Quels sont les grands enjeux de la lutte contre la tuberculose ?
La tuberculose est une maladie de la pauvreté : la promiscuité, la malnutrition et les conditions de vie insalubres favorisent le réveil du bacille et le déclenchement de la maladie. Il faut rappeler qu’elle est évitable et qu’elle peut se soigner dans la grande majorité des cas grâce aux traitements antibiotiques antituberculeux. Pour autant, elle était la maladie infectieuse la plus meurtrière à l’échelle mondiale avant la Covid-19. Pourquoi ? Parce ce qu’elle touche les populations défavorisées et vulnérables des pays les plus pauvres et que les ressources déployées dans ces pays à forte incidence de la maladie sont loin d’être suffisantes. Ce scandale sanitaire est une tragédie pour les millions de personnes atteintes.
Quels sont les messages portés par Global Health Advocates (GHA) sur la tuberculose ?
En 2018, les pays développés ont pris des engagements lors d’un sommet des Nations unies à New York. Il s’agissait spécifiquement de traiter 40 millions de personnes atteintes de tuberculose avant 2022, de mettre un terme à la pandémie avant 2030 et de lever 15 milliards de dollars par an pour la recherche et le développement afin d’atteindre cet objectif. Deux ans après, faute de volonté politique réelle, force est de constater que les investissements ne sont pas à la hauteur des engagements. De surcroît, douze mois de pandémie de Covid-19 nous ont fait perdre douze ans d’avancée dans la lutte contre la tuberculose selon les dernières données publiées par le partenariat Halte à la tuberculose.
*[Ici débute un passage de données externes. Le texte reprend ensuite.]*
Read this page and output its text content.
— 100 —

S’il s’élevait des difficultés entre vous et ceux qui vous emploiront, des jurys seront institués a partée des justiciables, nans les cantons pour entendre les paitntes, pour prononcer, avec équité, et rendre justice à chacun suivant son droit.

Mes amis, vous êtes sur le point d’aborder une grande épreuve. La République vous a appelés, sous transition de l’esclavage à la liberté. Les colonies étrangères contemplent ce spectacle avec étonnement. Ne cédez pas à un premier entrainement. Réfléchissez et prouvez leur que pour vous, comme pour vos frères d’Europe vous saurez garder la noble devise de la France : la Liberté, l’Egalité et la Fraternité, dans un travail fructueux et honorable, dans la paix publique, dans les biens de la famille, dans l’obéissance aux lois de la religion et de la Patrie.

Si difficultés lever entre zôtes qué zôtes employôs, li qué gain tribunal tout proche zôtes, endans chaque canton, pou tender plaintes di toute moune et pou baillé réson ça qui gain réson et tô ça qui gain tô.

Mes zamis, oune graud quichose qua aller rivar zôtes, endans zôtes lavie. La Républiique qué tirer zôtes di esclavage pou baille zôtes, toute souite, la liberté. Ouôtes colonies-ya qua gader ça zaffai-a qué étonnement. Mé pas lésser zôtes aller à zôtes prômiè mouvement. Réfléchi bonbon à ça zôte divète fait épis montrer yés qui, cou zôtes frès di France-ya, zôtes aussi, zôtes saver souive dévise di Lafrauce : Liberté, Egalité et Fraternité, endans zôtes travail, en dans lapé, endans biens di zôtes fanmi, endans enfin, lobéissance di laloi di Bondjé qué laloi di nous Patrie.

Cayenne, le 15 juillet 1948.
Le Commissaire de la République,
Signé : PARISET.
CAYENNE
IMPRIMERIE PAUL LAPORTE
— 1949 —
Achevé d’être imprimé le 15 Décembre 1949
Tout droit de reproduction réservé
Le problème, c’est que la tuberculose intéresse peu l’industrie pharmaceutique. Pourtant, dix millions de nouveaux cas par an selon l’OMS devraient suffire à justifier de lourds investissements pour renouveler les outils de traitement, obsolètes pour la plupart, en particulier face à la forme multirésistante de la maladie. Quant au vaccin BCG, développé en France il y a près de cent ans, on sait aujourd’hui qu’il n’est pas efficace chez l’adulte. Sans compter qu’une stratégie de lutte contre la stigmatisation des personnes infectées et pour le droit de patients reste aussi à construire.
Quelle est la plus-value de L’Initiative dans la lutte contre la tuberculose ?
Je pense qu’elle contribue à construire des réponses novatrices aux trois grandes pandémies et à en renforcer les effets sur les populations, notamment sur le plan communautaire, une dimension peu prise en compte par les États. Le rôle de L’Initiative est donc essentiel, d’autant plus que la tuberculose est encore le parent pauvre des trois grandes pandémies.
« L’Initiative contribue à construire des réponses novatrices aux trois grandes pandémies et à en renforcer les effets sur les populations, notamment sur le plan communautaire, une dimension peu prise en compte par les États. »
Comment L’Initiative pourrait-elle aller plus loin ?
L’Initiative a appuyé ou rendu possible de nombreux projets novateurs sur le terrain. Il faut le faire savoir ! Pour moi, l’effort doit être porté sur la sensibilisation aux actions de L’Initiative et sur son utilité concrète dans la réponse. L’Assemblée nationale vient d’adopter, en première lecture, une loi sur le développement qui grave dans le marbre l’importance de la lutte contre les trois pandémies et une augmentation des budgets de l’aide publique au développement qui y sont consacrés. À nous d’adopter un plaidoyer adéquat pour que la lutte contre la tuberculose ne soit pas une nouvelle fois la plus mal servie.
Le comité de pilotage a demandé à L’Initiative de travailler sur la question de la rémunération des acteurs de santé communautaire. Pourquoi avoir formulé cette demande ?
Les maladies infectieuses, et particulièrement la tuberculose, sont étroitement liées aux déterminants sociaux de la santé, à savoir les conditions dans lesquelles on vit et on travaille. De ce point de vue, les organisations communautaires jouent un rôle déterminant : elles permettent d’atteindre les populations ciblées jusque dans les zones les plus reculées, de les sensibiliser aux bonnes pratiques d’hygiène, de repérer les cas contacts et de lutter contre la stigmatisation pour que les malades ne soient pas rejetés et acceptent de se soigner. Pour toutes ces raisons, leur travail mérite d’être davantage reconnu. C’est même une nécessité. Il faut renforcer leur formation, et leur accorder une juste rémunération pour qu’ils acquièrent un véritable statut. Il y a là un véritable enjeu pour un passage à l’échelle dans la lutte contre la tuberculose.